Morrow, DA, Scirica, BM, Karwatowska-Prokopczuk, E, Skene, A, McCabe, CH, Braunwald, E, ,
American heart journal. 2006;(6):1186.e1-9
Abstract
BACKGROUND Despite advances in antithrombotic therapies and invasive technology, the risk of recurrent ischemic complications in patients with non-ST-elevation acute coronary syndromes (NSTE-ACSs) remains substantial. Ranolazine is a novel agent that inhibits the late sodium current thereby reducing cellular sodium and calcium overload and has been shown to reduce ischemia in patients with chronic stable angina. STUDY DESIGN MERLIN-TIMI 36 is a phase III, randomized, double-blind, parallel-group, placebo-controlled, multinational clinical trial to evaluate the efficacy and safety of ranolazine during long-term treatment of patients with NSTE-ACS receiving standard therapy (N = 6500). Eligible patients are randomized 1:1 to ranolazine or matched placebo, initiated as 200 mg intravenously over 1 hour, followed by an 80-mg/h infusion (40 mg/h for patients with severe renal insufficiency) for up to 96 hours and oral ranolazine ER 1000 mg BID or matched placebo until the end of study.

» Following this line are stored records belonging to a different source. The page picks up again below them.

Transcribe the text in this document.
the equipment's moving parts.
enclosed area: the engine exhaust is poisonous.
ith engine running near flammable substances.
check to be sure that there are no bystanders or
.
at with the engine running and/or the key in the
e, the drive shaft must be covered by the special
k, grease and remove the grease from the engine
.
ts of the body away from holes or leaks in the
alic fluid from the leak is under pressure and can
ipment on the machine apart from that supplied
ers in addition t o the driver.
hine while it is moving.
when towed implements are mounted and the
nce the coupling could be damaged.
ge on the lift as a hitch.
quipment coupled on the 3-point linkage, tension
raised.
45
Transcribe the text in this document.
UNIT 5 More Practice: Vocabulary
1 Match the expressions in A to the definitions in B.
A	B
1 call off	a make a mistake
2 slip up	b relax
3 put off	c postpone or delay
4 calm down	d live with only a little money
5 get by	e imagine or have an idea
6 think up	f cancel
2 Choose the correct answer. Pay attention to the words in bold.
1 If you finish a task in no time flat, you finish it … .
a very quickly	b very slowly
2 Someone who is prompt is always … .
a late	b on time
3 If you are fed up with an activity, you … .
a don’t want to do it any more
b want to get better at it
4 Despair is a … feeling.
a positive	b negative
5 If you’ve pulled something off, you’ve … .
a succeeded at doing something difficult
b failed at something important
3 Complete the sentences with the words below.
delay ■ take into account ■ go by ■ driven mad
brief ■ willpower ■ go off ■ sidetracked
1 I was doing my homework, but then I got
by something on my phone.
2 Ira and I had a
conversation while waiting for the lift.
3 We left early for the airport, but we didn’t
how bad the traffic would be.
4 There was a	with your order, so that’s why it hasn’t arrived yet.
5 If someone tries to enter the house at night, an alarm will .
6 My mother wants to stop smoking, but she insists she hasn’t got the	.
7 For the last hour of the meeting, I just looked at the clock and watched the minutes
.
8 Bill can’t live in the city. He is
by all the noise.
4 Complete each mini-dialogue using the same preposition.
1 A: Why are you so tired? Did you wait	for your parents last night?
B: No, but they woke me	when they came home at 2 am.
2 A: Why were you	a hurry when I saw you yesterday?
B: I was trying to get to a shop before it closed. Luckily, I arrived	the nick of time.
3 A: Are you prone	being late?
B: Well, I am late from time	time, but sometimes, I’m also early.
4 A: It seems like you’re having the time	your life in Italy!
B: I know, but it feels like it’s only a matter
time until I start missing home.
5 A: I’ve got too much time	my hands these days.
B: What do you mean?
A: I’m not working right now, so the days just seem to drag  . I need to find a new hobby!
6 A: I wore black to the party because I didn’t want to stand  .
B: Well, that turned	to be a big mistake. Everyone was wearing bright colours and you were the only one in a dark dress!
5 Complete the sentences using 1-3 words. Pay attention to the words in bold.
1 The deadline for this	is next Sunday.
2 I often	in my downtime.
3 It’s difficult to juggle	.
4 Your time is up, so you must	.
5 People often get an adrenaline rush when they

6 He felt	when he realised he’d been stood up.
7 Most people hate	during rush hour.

The primary end point is the time to first occurrence of any element of the composite of cardiovascular death, myocardial infarction, or recurrent ischemia. Secondary end points include ischemia on Holter monitoring, hospitalization for new or worsening heart failure, quality of life measures, and exercise performance. The evaluation of long-term safety will include death from any cause and symptomatic documented arrhythmia. Recruitment began in October 2004. The trial will continue until 730 major cardiovascular events and 310 deaths are recorded with expected completion in 24 to 28 months. CONCLUSIONS MERLIN-TIMI 36 will evaluate the role of ranolazine in the acute and chronic management of patients presenting with NSTE-ACS.